SEATTLE -- Curtis Granderson has some advice: Don't count out those supposedly doomed Detroit Tigers just yet.
"Yeah, looking at our division, nobody has pulled away. And we still haven't played good baseball," Granderson said Sunday.
That was after he played great defense and scored three runs, Placido Polanco hit a tiebreaking single and Detroit scored four times in the ninth inning off struggling J.J. Putz to beat the Seattle Mariners 7-5.
Detroit had scored five runs total in the ninth inning during its first 55 games.

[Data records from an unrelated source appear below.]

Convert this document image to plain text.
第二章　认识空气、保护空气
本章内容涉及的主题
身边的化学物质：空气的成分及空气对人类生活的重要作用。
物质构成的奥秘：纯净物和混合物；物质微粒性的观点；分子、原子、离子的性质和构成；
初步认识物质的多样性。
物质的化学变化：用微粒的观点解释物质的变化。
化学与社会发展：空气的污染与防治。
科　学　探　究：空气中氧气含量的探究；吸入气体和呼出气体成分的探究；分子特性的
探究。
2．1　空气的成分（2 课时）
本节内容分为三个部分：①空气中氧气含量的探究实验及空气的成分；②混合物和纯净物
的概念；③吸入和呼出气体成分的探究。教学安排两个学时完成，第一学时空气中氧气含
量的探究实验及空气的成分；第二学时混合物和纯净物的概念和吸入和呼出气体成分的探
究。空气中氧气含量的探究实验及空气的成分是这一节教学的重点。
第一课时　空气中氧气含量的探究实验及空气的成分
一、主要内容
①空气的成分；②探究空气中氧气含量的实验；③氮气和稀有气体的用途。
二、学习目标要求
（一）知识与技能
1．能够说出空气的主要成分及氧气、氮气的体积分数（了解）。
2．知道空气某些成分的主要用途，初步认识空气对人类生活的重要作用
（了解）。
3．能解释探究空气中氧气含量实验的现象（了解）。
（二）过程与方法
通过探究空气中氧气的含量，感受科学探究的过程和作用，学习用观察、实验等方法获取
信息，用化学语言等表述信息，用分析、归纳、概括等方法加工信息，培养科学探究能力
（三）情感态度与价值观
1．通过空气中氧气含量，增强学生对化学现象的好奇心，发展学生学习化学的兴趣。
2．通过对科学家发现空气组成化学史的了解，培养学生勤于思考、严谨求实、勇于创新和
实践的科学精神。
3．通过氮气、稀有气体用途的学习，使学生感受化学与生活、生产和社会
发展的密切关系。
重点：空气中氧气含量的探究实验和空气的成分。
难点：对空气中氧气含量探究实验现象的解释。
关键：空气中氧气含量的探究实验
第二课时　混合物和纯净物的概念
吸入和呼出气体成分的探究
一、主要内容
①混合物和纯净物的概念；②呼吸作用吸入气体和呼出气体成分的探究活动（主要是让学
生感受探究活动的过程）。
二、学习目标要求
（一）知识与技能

"No question, he's our catalyst," Tigers manager Jim Leyland said of Granderson, his leadoff hitter who has been emerging from a 3-for-31 stretch.
Granderson easily threw out Yuniesky Betancourt trying to advance from first base to third on a single by Ichiro Suzuki in the sixth with the score tied at 3. Magglio Ordonez and Miguel Cabrera each drove in two runs as Detroit, wayward for most of the season against everyone else, won for the fifth time in six meetings with Seattle this year to move six games behind AL Central-leading Chicago.

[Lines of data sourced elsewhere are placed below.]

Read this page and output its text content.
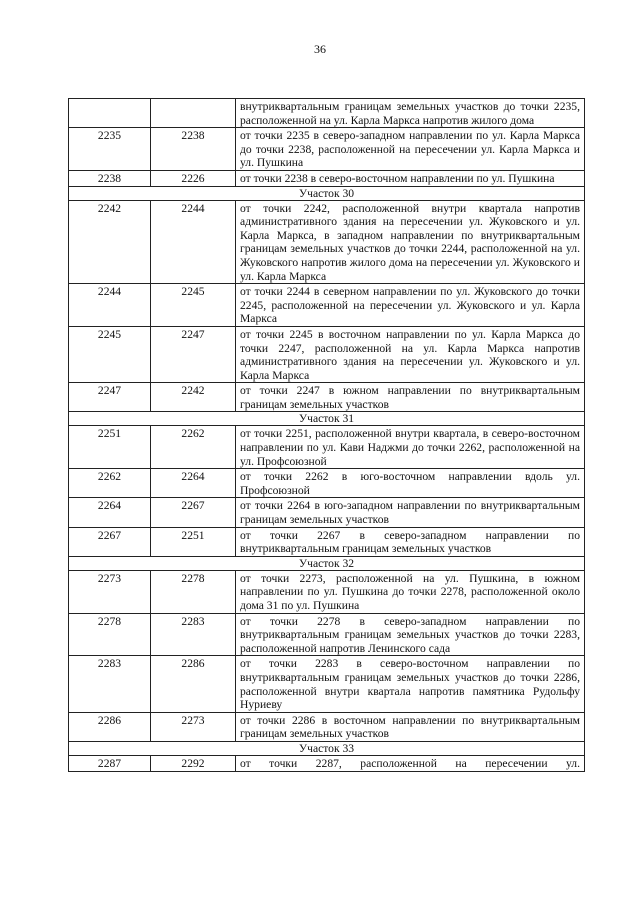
36
		внутриквартальным границам земельных участков до точки 2235, расположенной на ул. Карла Маркса напротив жилого дома
2235	2238	от точки 2235 в северо-западном направлении по ул. Карла Маркса до точки 2238, расположенной на пересечении ул. Карла Маркса и ул. Пушкина
2238	2226	от точки 2238 в северо-восточном направлении по ул. Пушкина
Участок 30		
2242	2244	от точки 2242, расположенной внутри квартала напротив административного здания на пересечении ул. Жуковского и ул. Карла Маркса, в западном направлении по внутриквартальным границам земельных участков до точки 2244, расположенной на ул. Жуковского напротив жилого дома на пересечении ул. Жуковского и ул. Карла Маркса
2244	2245	от точки 2244 в северном направлении по ул. Жуковского до точки 2245, расположенной на пересечении ул. Жуковского и ул. Карла Маркса
2245	2247	от точки 2245 в восточном направлении по ул. Карла Маркса до точки 2247, расположенной на ул. Карла Маркса напротив административного здания на пересечении ул. Жуковского и ул. Карла Маркса
2247	2242	от точки 2247 в южном направлении по внутриквартальным границам земельных участков
Участок 31		
2251	2262	от точки 2251, расположенной внутри квартала, в северо-восточном направлении по ул. Кави Наджми до точки 2262, расположенной на ул. Профсоюзной
2262	2264	от точки 2262 в юго-восточном направлении вдоль ул. Профсоюзной
2264	2267	от точки 2264 в юго-западном направлении по внутриквартальным границам земельных участков
2267	2251	от точки 2267 в северо-западном направлении по внутриквартальным границам земельных участков
Участок 32		
2273	2278	от точки 2273, расположенной на ул. Пушкина, в южном направлении по ул. Пушкина до точки 2278, расположенной около дома 31 по ул. Пушкина
2278	2283	от точки 2278 в северо-западном направлении по внутриквартальным границам земельных участков до точки 2283, расположенной напротив Ленинского сада
2283	2286	от точки 2283 в северо-восточном направлении по внутриквартальным границам земельных участков до точки 2286, расположенной внутри квартала напротив памятника Рудольфу Нуриеву
2286	2273	от точки 2286 в восточном направлении по внутриквартальным границам земельных участков
Участок 33		
2287	2292	от точки 2287, расположенной на пересечении ул.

"We're going to hit a hot streak," Granderson said after the Tigers' third win in four games on their nine-game trip along the West Coast.
Putz (2-3) began the ninth by striking out Ivan Rodriguez but then walked Brandon Inge, the No. 9 hitter. Granderson singled him to third, and Inge scored on a bloop single by Polanco to give Detroit its third lead of the game, 4-3.
That ended a scoreless streak of 18 2/3 innings by the Mariners' bullpen.
With two outs, Ordonez hit a hard one-hopper off the glove of third baseman Adrian Beltre for an infield single as Granderson scored. Cabrera then hit a two-run double, his second double of the day.
That became important when Raul Ibanez, who had three hits and three RBI, hit a two-run homer off Todd Jones in the bottom of the ninth. Then Miguel Cairo, starting his fifth consecutive game at first base for slumping Richie Sexson, lined out to Granderson to end the game while representing the potential tying run.
Mariners manager John McLaren indicated before the game that Sexson, making $14 million in the final year of his contract, might not play again anytime soon. McLaren didn't pinch-hit for Cairo in the ninth, even though Sexson is 5-for-11 with three home runs against Jones. And even though Cairo's last home run was on July 28, 2005.
"I just think that Cairo's been swinging the bat pretty good, and so forth and so on," was McLaren's cryptic explanation.
Putz, who was on the disabled list with a ribcage injury in April, already has two more losses and one more blown save (three total) than he had all last year. His ERA is 5.60 in 17 games, he has allowed 11 earned runs and his velocity is down. He had a 1.38 ERA last season, allowing 11 earned runs in 68 appearances.
Putz's failures are a big reason the Mariners own the AL's worst record at 21-36. They have lost eight of 11.
When asked if rebounding from the ribcage pain and irritation on a finger on his pitching hand is causing his problems, the All-Star closer said: "I don't know. I've never had to do it before. ... I feel fine."
Granderson was glad to see Putz enter in the ninth in a non-save situation. Better him than hard-throwing Brandon Morrow, who struck out two of the three Tigers he faced in a perfect eighth inning and has been throwing in the upper 90-mph range for two weeks.
"I was wondering why they went to him," Granderson said about Putz, adding he's noticed many closers in the league are struggling in non-save situations.
Seattle wasted a chance to break a 3-all tie in the eighth when it had Jeremy Reed on third with one out against winning pitcher Zach Miner (2-3). After Betancourt lined out to third, Miner intentionally walked Suzuki, who was 2-for-4. Jose Lopez then grounded out to end the threat.
Jeremy Bonderman, a former high school star in Pasco, Wash., who had 20 family members in attendance, allowed a career-high 12 hits but only three earned runs in seven innings, with five strikeouts. He still has only one win in his last six starts -- over Seattle's Miguel Batista in Detroit last month.
Batista allowed five hits, three runs and four walks in 5 2/3 innings.
Tigers INF Carlos Guillen borrowed Gary Sheffield's larger glove and started in LF for the first time in his career as a way for Leyland to get Inge, Guillen and Cabrera in the lineup together. Leyland said Guillen looked good "and happy," which Guillen confirmed. That arrangement might continue against RHPs, Leyland said. ... Beltre who hit seven home runs in May to tie for the AL lead, hit his team-leading 13th of the season in the second inning.